Plans for Scotland's national film studio have been thrown into doubt by a decision of the Scottish Land Court issued today.

The court refused to authorise the resumption – ending the lease – of two smallholdings at Pentland Mains, Midlothian, which were to have been the site of the studio, a project described by the Scottish Government in 2017 as being “of national importance”.

Part of the Pentland Estate, the holdings, which together extend to 56.30 acres, are still actively farmed by the only people living on the estate, James Telfer and his family, the respondents in the case. The family have possessed the holdings almost continuously since their creation in 1915.

Apart from the film studio project, a major driver of the resumption application from the point of view of the present owners was that it offered the prospect of solving a major problem afflicting part of the estate known as Clippens Yards, which is the subject of enforcement notices from Midlothian Council for the removal of tens of thousands of tons of material amassed there by a tenant who was running a waste disposal operation but abandoned the site, leaving the owners to face the consequences, and has since died. The deal struck by the owners with the developers makes provision for the restoration of this part of the estate.

However the resumption case foundered on a provision of the Crofters (Scotland) Act 1886, which also applies to smallholdings.

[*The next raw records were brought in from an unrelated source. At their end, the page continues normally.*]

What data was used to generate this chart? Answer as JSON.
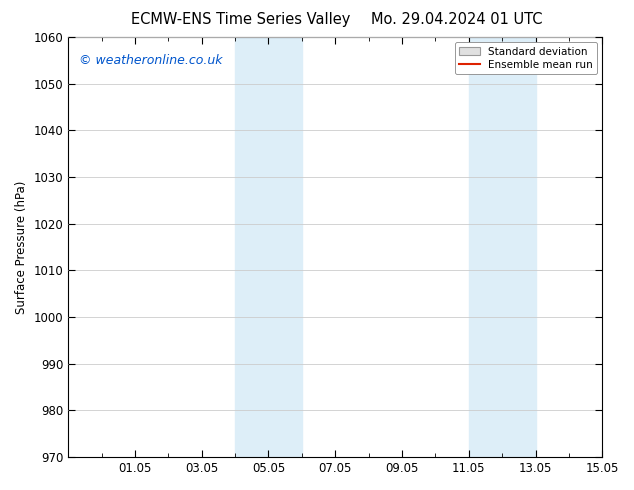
{
  "title_left": "ECMW-ENS Time Series Valley",
  "title_right": "Mo. 29.04.2024 01 UTC",
  "ylabel": "Surface Pressure (hPa)",
  "ylim": [
    970,
    1060
  ],
  "yticks": [
    970,
    980,
    990,
    1000,
    1010,
    1020,
    1030,
    1040,
    1050,
    1060
  ],
  "xlim": [
    0,
    16
  ],
  "xtick_labels": [
    "01.05",
    "03.05",
    "05.05",
    "07.05",
    "09.05",
    "11.05",
    "13.05",
    "15.05"
  ],
  "xtick_positions": [
    2,
    4,
    6,
    8,
    10,
    12,
    14,
    16
  ],
  "shaded_bands": [
    {
      "x_start": 5,
      "x_end": 7,
      "color": "#ddeef8"
    },
    {
      "x_start": 12,
      "x_end": 14,
      "color": "#ddeef8"
    }
  ],
  "watermark": "© weatheronline.co.uk",
  "watermark_color": "#0055cc",
  "legend_std_label": "Standard deviation",
  "legend_mean_label": "Ensemble mean run",
  "legend_std_facecolor": "#e0e0e0",
  "legend_std_edgecolor": "#999999",
  "legend_mean_color": "#dd2200",
  "background_color": "#ffffff",
  "plot_bg_color": "#ffffff",
  "grid_color": "#cccccc",
  "tick_label_fontsize": 8.5,
  "title_fontsize": 10.5,
  "ylabel_fontsize": 8.5,
  "watermark_fontsize": 9
}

Section 2 of the Act provides that the Land Court, which has to authorise resumption, can only give consent in as respects smallholdings where the purpose of the resumption has “relation to the good of the holding or of the estate”. Extinguishing the holdings would not be something “having relation to the good of the holding”, so the question was whether the resumption related to the good of the estate. A "public interest" criterion introduced by the Crofters (Scotland) Act 1955 applied only to crofts, not smallholdings.

The court held that, despite its potential to cure the problems of one part of the estate and relieve the owners of very onerous responsibilities under the enforcement notices, as a matter of law the purpose of resumption had to benefit more than the owners of the estate, present or future, and, in particular, had to benefit residents on the estate, however indirectly, incidentally or, even, minimally. Since, far from benefiting the only residents on the estate, resumption would lead to their removal (compensated but against their will), it could not be said that the purpose of resumption had relation to the good of the estate.

The court acknowledged the serious implications of its decision, but noted that the site was not the only one in Scotland where a national film studio could be located. It also recognised the difficult position in which its decision left the estate owners, whilst observing that “it is not apparent that the removal of a tenant on a secure tenancy from his holdings is a reasonable answer to that difficulty”.